Q. Les techniques thérapeutiques craniosacrées forment-elles une thérapie alternative?

R. Non. Les techniques CST ne sont pas destinées en premier lieu comme soin de santé, par contre elles forment le soutient parallelement au traitement principal ou en consultation avec un médecin. Si toutefois les techniques CST peuvent soutenir préventivement le système immunitaire et éviter ainsi la maladie, en cas de maladie il est toujours nécessaire que d’abord un diagnostic soit établi par un professionnel médical habilité.

Q. Si cette technique CST est si efficace, alors comment se fait-il qu’elle ne soit pas incluse dans le système des soins conventionels?

R. Le changement nécessite du temps et de la patience. De plus en plus de reconnaissance se déclare, mais le traitement CST se heurte à beaucoup de dogmes, dont parmi les plus fréquents:

1.            Les os du crâne ne bougent pas.

2.            Les pensées ne peuvent pas influencer le coprs.

3.            Tout souvenir est centralisé dans le cerveau.

4.            La possibilité de transfer d’énergie entre le thérapeute et le client est ridicule.
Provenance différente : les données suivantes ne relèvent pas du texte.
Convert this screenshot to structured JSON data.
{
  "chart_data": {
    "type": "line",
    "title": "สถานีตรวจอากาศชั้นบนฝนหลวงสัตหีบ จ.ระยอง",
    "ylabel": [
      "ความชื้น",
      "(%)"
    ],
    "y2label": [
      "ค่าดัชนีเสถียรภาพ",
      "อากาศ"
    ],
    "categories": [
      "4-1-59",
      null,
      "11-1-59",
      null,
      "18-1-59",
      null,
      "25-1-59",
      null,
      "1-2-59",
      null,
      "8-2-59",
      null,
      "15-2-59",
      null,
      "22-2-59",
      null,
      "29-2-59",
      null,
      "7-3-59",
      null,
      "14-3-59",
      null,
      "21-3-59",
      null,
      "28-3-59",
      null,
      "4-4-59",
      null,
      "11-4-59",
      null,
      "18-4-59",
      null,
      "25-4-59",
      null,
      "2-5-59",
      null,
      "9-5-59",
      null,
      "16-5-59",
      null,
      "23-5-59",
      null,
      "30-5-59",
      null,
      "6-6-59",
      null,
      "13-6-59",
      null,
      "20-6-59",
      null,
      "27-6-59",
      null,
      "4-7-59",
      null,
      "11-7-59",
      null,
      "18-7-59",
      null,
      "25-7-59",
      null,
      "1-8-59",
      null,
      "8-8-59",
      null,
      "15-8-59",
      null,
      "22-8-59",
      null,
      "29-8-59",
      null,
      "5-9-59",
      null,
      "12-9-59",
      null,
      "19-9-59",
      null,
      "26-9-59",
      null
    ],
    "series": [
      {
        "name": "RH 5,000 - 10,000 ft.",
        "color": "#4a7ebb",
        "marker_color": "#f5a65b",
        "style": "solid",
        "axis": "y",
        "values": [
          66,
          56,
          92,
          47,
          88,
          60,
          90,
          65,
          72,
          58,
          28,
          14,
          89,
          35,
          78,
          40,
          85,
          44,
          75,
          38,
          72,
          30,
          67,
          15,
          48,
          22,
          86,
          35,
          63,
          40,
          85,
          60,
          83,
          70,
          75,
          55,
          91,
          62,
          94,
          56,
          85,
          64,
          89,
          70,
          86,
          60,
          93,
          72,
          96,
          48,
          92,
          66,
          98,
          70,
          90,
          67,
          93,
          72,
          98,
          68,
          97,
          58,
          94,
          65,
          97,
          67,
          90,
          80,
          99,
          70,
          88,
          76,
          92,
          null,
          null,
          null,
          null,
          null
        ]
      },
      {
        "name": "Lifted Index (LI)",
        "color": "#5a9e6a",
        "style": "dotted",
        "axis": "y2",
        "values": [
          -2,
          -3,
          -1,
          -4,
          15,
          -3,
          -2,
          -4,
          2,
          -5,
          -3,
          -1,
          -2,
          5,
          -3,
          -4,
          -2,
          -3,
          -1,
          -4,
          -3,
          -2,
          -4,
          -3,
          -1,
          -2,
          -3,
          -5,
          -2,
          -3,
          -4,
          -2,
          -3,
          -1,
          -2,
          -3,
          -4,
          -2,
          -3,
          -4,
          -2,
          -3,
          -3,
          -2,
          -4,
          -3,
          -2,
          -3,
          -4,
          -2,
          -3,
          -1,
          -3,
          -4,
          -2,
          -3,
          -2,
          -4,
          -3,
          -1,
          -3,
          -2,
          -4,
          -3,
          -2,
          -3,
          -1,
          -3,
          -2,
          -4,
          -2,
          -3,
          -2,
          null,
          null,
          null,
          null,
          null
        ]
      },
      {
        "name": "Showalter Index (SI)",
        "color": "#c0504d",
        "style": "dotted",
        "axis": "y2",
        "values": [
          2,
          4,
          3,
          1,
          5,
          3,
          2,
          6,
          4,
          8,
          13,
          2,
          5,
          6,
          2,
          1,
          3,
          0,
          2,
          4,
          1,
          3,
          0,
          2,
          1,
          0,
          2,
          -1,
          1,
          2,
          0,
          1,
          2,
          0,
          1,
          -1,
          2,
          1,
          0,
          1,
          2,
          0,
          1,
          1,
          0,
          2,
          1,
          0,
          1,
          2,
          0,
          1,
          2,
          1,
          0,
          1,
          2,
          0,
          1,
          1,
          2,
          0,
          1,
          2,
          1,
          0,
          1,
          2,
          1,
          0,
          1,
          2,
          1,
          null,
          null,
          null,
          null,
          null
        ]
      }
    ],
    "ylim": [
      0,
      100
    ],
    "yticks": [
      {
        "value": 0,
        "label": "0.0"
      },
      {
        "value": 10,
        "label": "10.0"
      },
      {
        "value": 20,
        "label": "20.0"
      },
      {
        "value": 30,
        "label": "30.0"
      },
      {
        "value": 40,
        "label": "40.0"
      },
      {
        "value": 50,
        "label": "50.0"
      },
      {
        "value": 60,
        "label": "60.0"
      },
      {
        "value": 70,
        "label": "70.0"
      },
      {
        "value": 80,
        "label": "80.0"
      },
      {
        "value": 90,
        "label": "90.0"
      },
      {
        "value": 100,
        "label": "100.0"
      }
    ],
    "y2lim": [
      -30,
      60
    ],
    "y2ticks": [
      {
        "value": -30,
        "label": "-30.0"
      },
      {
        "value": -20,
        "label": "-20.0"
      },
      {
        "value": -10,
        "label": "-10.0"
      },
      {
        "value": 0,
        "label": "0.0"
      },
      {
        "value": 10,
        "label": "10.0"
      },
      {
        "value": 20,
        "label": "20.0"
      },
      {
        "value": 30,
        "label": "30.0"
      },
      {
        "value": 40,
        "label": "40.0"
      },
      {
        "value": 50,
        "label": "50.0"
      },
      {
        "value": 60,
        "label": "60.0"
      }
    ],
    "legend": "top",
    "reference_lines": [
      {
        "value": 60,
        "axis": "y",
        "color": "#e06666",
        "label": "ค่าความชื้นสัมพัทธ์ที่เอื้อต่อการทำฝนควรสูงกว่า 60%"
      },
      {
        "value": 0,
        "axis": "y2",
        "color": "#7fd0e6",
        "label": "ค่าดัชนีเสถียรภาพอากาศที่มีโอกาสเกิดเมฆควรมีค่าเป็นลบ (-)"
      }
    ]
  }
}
5.            Les dégats au système nerveux central sont définitifs et permanents.

Et ainsi de suite ….

Dans ce contexte les croyances, certes ancienne, mais profondément enracinées, je pense que l’acceptation des capacités des techniques CST gagne du terrain. Surtout chez ceux-là qui ont eu l’occasion d’en faire l’expérience ou qui en ont été témoin en famille ou au sein de leur cercle d’amis.

Q. L’assurance maladie intervient-elle dans les frais du traitement par les techniques thérapeutiques craniosacrées?

R. Pour la Belgique la réponse est, non. Le traitement par les techniques thérapeutiques craniosacrées est relativement nouveau.À l’avenir, les résultats parleront d’eux-mêmes.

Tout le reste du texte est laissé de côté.